Knowledge Ingestion Service
Overview
The IB-X Knowledge Ingestion Service is an enterprise-grade semantic ingestion and retrieval platform that enables Conversational Agents to consume organization-specific knowledge through semantic search and Retrieval-Augmented Generation (RAG).
The platform transforms structured, semi-structured, and unstructured content into semantically searchable knowledge that can later be retrieved by Conversational Agents during conversation.
The Knowledge Ingestion Service supports:
- Website ingestion
- File-based ingestion
- Semantic chunk generation
- Embedding generation
- Vector-based retrieval
- Relationship mapping
- Agent-specific knowledge isolation
The service operates as a dedicated background processing component within the IB-X ecosystem and integrates directly with Conversational Agents.
Purpose
The Knowledge Ingestion Service allows organizations to build AI-driven conversational experiences grounded in their own enterprise knowledge.
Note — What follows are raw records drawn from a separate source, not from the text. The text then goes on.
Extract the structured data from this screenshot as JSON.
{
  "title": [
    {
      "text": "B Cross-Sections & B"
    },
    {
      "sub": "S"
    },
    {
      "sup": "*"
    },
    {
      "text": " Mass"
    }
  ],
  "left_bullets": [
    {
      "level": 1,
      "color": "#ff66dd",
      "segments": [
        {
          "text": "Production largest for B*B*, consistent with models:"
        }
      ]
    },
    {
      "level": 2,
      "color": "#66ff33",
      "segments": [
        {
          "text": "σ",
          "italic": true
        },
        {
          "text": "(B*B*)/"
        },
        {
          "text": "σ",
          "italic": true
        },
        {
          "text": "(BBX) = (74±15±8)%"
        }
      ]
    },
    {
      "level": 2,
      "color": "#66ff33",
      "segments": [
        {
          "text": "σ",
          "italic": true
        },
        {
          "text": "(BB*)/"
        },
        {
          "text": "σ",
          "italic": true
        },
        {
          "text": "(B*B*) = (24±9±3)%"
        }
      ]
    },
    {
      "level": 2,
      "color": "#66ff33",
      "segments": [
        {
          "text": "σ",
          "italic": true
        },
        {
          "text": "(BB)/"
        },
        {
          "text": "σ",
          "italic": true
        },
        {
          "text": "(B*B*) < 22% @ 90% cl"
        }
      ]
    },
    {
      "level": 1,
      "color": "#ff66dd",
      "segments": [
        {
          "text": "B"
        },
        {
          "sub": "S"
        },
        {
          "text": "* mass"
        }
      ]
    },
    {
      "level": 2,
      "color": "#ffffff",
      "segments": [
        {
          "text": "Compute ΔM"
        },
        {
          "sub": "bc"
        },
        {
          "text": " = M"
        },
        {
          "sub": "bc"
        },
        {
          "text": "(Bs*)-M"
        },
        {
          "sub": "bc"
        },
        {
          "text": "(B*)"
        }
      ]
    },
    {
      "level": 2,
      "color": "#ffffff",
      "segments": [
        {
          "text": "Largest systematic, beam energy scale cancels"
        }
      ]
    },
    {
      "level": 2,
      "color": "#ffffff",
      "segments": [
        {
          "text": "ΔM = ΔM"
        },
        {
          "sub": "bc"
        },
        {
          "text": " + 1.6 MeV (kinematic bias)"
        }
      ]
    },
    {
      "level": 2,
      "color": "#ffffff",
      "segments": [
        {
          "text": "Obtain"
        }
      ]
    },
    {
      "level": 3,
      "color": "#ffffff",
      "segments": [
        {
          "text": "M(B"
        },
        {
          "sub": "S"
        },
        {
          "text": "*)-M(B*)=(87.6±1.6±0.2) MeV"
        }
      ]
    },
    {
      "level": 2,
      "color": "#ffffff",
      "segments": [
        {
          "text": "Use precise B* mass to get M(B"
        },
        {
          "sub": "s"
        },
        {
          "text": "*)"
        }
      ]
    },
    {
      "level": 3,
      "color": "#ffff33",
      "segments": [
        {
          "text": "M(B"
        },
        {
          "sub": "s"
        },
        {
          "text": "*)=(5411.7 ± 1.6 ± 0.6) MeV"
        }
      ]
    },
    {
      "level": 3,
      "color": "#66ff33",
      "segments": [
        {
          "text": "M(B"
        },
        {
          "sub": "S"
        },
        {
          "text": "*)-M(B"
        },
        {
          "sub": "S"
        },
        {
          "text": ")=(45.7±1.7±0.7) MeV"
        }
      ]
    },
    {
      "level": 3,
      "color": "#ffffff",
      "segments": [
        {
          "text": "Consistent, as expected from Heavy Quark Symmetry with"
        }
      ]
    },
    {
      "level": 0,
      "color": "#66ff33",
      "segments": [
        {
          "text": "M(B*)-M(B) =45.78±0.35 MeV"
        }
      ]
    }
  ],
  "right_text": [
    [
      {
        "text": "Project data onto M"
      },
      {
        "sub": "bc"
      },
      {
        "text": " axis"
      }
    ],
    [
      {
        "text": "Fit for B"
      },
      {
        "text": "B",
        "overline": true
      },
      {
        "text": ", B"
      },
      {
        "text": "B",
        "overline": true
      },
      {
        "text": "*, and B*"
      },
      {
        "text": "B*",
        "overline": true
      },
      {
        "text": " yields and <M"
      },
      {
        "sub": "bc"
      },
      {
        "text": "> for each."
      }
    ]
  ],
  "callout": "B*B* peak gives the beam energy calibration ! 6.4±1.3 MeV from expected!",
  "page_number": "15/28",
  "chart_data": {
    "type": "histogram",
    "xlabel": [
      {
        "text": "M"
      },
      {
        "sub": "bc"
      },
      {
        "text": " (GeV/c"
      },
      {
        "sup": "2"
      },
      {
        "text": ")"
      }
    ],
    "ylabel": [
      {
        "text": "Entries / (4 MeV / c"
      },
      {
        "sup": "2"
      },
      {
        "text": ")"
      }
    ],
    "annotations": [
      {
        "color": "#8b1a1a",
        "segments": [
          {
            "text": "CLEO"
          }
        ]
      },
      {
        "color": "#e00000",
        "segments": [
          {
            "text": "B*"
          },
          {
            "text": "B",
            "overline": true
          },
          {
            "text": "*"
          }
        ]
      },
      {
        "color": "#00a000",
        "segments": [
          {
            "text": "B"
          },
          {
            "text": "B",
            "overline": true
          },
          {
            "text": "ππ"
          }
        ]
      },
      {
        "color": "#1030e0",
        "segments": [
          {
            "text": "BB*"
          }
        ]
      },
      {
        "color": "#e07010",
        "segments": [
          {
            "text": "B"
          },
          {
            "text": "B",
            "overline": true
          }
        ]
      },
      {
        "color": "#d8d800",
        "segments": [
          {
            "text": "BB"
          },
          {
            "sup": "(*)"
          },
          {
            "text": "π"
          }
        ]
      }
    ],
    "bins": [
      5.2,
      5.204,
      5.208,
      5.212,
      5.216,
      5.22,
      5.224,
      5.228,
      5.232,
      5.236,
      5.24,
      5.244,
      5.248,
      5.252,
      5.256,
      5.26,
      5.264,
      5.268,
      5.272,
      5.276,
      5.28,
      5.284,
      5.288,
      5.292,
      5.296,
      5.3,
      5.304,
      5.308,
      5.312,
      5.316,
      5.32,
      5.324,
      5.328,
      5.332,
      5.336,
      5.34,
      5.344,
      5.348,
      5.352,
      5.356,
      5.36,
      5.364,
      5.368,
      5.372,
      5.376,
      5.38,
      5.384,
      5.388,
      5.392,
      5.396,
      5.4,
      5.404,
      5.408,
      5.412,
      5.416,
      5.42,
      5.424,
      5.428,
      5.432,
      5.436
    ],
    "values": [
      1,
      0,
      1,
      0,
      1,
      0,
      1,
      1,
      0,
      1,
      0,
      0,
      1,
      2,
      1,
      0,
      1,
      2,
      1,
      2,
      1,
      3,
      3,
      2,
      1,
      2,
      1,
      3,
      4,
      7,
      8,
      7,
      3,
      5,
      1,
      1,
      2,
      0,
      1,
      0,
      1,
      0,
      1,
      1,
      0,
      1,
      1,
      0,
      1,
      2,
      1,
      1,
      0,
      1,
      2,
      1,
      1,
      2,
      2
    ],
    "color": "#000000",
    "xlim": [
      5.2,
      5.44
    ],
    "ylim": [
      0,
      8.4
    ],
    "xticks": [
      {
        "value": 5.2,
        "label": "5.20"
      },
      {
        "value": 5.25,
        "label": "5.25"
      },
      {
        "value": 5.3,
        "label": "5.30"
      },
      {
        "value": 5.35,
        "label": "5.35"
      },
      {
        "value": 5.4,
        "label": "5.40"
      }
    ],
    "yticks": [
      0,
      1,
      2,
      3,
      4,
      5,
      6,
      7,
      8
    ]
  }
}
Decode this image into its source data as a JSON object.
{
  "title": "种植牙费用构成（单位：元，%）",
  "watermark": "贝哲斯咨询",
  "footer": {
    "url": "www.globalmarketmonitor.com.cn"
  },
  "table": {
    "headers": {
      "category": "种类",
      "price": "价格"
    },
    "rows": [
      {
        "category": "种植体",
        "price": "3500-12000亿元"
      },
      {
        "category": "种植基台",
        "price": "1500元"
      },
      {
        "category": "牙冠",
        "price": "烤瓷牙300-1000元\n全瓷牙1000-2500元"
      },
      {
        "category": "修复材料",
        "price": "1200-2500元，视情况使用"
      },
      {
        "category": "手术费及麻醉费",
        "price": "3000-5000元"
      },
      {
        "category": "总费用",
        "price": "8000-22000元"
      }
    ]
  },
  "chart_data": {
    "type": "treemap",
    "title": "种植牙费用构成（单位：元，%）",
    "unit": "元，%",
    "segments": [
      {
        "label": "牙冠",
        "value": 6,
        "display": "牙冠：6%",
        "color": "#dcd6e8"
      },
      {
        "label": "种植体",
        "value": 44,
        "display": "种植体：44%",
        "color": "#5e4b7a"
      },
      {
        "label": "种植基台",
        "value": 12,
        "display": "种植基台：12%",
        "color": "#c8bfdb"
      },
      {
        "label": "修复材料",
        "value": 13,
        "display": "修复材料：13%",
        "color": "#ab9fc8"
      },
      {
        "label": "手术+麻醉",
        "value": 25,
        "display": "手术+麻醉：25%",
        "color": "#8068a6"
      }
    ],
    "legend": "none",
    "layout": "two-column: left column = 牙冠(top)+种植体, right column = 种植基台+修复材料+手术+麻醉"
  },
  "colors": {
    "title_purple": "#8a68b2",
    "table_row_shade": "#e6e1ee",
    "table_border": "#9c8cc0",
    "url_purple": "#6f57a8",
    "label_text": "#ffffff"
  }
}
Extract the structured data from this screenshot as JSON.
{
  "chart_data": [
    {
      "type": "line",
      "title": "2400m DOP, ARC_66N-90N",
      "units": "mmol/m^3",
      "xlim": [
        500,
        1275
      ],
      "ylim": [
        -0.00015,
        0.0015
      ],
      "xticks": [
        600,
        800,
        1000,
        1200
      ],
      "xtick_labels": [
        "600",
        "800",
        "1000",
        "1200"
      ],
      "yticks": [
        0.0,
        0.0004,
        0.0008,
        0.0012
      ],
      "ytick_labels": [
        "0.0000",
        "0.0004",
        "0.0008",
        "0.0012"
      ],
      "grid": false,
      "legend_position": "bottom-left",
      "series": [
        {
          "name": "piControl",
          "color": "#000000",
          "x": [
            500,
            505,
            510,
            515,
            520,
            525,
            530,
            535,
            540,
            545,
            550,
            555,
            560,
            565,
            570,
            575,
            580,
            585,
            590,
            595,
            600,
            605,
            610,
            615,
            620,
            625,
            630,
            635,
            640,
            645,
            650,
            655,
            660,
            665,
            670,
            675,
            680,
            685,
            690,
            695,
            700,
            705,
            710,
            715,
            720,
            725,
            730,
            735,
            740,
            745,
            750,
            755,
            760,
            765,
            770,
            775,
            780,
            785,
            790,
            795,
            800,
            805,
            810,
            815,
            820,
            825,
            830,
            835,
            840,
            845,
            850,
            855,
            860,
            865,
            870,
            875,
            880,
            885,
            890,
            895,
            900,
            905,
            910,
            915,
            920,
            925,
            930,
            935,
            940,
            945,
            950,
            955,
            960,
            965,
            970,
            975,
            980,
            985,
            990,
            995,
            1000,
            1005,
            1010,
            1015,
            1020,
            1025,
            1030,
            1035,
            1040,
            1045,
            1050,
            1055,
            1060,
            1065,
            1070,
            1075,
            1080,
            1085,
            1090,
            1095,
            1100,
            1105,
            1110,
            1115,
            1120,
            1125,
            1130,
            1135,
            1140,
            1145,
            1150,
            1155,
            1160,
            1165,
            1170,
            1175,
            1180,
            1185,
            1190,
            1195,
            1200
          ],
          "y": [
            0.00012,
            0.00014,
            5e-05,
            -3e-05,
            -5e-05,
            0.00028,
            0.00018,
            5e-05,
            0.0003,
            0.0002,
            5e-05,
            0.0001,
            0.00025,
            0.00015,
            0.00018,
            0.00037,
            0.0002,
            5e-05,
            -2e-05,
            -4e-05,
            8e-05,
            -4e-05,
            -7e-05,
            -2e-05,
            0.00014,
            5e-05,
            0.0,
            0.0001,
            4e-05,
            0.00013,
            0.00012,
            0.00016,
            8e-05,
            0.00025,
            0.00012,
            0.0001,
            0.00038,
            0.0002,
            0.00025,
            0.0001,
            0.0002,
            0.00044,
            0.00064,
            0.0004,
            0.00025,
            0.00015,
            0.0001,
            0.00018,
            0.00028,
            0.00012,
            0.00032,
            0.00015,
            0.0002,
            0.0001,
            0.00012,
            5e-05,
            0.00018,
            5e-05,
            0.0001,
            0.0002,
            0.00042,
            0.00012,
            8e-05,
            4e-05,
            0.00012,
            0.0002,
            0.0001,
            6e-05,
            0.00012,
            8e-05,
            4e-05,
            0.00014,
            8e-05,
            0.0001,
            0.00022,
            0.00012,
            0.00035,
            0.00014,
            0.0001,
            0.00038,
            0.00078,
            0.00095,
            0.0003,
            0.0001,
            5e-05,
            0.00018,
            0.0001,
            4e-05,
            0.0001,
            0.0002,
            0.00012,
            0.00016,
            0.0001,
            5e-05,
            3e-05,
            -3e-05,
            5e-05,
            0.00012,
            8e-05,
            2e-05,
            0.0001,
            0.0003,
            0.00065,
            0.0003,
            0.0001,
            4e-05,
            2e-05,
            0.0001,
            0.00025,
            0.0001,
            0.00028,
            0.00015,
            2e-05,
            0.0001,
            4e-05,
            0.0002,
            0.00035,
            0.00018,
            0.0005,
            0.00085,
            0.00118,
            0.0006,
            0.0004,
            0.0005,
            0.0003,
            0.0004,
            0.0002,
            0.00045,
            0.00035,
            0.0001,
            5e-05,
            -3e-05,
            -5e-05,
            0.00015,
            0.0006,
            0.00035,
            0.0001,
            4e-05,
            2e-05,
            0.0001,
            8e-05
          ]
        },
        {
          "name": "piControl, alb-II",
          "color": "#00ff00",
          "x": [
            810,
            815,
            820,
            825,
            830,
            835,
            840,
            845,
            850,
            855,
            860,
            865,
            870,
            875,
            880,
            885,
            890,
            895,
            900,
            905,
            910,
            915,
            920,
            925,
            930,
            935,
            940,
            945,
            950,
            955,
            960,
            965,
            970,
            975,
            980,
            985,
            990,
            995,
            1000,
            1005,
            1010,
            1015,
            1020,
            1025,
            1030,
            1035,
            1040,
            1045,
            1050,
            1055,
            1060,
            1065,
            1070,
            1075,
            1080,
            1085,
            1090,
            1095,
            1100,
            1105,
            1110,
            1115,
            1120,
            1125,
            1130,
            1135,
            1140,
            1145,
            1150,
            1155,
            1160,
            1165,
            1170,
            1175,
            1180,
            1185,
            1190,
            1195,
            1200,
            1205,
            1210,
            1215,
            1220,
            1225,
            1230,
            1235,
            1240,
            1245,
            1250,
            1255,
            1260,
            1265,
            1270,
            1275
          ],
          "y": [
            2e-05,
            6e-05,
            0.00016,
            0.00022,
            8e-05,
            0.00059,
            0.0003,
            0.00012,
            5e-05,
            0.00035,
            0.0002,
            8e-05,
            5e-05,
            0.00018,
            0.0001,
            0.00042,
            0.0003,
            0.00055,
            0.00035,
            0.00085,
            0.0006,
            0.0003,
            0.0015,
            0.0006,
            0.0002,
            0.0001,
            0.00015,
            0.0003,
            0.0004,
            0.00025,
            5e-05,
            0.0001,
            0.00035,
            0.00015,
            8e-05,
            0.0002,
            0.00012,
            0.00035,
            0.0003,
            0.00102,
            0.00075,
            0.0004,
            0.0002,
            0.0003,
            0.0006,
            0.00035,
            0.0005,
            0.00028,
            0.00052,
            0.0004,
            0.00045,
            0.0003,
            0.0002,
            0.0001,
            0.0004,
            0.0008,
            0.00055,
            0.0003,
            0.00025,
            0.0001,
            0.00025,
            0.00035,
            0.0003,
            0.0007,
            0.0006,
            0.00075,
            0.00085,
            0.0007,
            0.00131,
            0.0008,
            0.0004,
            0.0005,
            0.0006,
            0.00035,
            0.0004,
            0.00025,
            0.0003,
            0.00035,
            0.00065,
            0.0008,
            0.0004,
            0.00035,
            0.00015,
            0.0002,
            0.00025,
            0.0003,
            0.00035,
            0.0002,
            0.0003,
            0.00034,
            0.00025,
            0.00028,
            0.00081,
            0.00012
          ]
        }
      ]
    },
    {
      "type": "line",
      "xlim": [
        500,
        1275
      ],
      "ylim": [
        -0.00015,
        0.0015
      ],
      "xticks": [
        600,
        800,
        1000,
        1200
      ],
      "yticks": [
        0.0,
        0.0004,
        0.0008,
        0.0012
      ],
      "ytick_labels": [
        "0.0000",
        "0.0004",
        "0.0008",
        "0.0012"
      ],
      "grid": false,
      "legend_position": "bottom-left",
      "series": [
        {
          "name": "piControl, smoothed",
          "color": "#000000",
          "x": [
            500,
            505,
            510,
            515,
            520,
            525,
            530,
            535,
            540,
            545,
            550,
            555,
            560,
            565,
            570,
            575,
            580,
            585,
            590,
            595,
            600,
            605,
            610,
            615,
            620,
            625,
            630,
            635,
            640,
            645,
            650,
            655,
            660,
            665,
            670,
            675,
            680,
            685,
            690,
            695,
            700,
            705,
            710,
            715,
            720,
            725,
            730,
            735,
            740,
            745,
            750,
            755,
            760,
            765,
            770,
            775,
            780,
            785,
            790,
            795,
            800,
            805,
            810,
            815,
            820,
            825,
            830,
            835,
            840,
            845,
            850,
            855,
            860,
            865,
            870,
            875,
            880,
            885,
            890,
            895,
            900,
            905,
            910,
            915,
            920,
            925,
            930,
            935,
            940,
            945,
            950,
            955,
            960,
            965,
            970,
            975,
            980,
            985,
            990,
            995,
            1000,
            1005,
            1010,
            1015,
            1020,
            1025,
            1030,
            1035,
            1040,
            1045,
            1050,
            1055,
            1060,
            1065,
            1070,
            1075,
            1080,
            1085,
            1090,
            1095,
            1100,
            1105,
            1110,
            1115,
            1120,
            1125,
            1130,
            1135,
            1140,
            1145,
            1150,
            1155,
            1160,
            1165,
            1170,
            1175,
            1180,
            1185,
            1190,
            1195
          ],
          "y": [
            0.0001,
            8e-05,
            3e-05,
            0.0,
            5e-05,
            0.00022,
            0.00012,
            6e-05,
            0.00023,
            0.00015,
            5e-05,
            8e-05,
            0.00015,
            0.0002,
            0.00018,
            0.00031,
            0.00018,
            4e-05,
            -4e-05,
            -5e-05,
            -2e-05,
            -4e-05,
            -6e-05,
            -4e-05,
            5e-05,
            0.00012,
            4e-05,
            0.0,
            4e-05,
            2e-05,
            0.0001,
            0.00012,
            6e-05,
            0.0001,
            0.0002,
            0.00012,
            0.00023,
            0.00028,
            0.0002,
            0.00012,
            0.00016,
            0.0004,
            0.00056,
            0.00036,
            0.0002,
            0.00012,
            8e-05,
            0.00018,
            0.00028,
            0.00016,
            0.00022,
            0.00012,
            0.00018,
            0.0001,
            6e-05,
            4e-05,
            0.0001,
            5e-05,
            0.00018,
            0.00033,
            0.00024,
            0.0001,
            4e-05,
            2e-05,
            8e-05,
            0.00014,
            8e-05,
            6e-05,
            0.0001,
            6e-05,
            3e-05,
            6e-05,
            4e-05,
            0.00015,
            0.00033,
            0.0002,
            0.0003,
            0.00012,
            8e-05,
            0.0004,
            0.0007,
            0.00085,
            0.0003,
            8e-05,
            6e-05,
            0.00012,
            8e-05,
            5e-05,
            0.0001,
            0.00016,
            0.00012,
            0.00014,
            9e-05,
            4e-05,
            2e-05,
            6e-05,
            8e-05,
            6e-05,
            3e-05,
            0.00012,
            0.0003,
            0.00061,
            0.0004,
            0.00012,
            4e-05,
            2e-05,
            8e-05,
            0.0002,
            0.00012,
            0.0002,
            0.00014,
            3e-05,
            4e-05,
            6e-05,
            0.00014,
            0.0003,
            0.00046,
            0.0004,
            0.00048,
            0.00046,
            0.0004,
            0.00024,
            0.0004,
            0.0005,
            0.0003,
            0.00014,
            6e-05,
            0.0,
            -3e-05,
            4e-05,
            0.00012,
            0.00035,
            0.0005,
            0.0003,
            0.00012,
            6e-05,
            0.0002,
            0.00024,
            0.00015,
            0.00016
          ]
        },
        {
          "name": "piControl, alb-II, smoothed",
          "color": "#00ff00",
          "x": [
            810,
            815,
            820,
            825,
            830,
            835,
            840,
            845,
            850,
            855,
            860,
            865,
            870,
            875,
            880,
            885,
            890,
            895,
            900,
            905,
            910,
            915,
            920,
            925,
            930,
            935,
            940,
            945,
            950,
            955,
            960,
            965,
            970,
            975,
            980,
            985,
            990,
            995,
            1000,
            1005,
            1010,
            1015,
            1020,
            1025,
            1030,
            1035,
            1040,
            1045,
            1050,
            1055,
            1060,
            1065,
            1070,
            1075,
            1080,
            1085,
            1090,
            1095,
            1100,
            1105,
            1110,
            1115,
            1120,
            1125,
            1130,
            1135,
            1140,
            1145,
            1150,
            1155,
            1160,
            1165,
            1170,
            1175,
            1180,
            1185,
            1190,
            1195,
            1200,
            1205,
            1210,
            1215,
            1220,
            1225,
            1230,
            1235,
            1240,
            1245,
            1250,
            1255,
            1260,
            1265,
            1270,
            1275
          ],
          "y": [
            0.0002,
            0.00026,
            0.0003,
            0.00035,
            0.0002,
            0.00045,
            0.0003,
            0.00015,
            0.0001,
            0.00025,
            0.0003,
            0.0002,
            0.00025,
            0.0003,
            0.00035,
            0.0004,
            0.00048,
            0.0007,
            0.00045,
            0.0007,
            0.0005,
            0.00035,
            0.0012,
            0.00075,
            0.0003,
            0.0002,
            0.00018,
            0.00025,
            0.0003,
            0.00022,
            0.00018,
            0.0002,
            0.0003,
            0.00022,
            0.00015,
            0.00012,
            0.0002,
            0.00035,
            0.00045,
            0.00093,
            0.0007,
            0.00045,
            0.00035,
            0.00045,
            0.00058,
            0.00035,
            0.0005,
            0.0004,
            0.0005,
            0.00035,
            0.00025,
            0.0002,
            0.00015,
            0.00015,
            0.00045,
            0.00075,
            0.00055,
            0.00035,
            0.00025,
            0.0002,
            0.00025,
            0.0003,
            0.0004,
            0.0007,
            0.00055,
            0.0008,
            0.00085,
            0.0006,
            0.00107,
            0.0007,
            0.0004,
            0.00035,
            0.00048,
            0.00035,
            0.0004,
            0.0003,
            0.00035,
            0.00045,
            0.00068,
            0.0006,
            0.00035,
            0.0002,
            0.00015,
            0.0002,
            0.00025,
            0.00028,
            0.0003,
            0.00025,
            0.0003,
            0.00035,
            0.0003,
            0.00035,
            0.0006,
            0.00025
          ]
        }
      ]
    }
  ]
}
Instead of relying only on foundational model knowledge, Conversational Agents can retrieve semantically relevant information from:
- Websites
- Documents
- Technical references
- FAQs
- Product information
- Knowledge repositories
This enables organizations to build:
- Enterprise AI assistants
- Knowledge-driven conversational experiences
- AI-powered support systems
- Product knowledge assistants
- Technical documentation assistants
- Semantic search experiences
Agent-Specific Knowledge Model
Knowledge ingestion in IB-X is Agent-specific.
Each Agent maintains its own:
- Knowledge sources
- Ingestion runs
- Semantic embeddings
- Retrieval context
- Specialized collections
Knowledge ingested for one Agent is isolated from other Agents and is accessible only to the owning Conversational Agent.
This architecture improves:
- Retrieval relevance
- Knowledge ownership
- Domain specialization
- Security boundaries
- Conversational accuracy
High-Level Architecture
The Knowledge Ingestion platform processes content through multiple semantic processing stages.
Source Content
↓
Knowledge Ingestion Service
↓
Content Extraction
↓
Semantic Chunking
↓
Embedding Generation
↓
Vector Storage
↓
Conversational Agent Retrieval
The platform combines:
- Relational metadata storage
- Semantic vector storage
- Graph relationship storage
- AI-powered retrieval orchestration
to provide enterprise-grade semantic retrieval experiences.
For more information about the processing pipeline, storage model, retrieval architecture, and infrastructure components, refer to the Architecture documentation.
Supported Ingestion Sources
The platform currently supports the following ingestion source types.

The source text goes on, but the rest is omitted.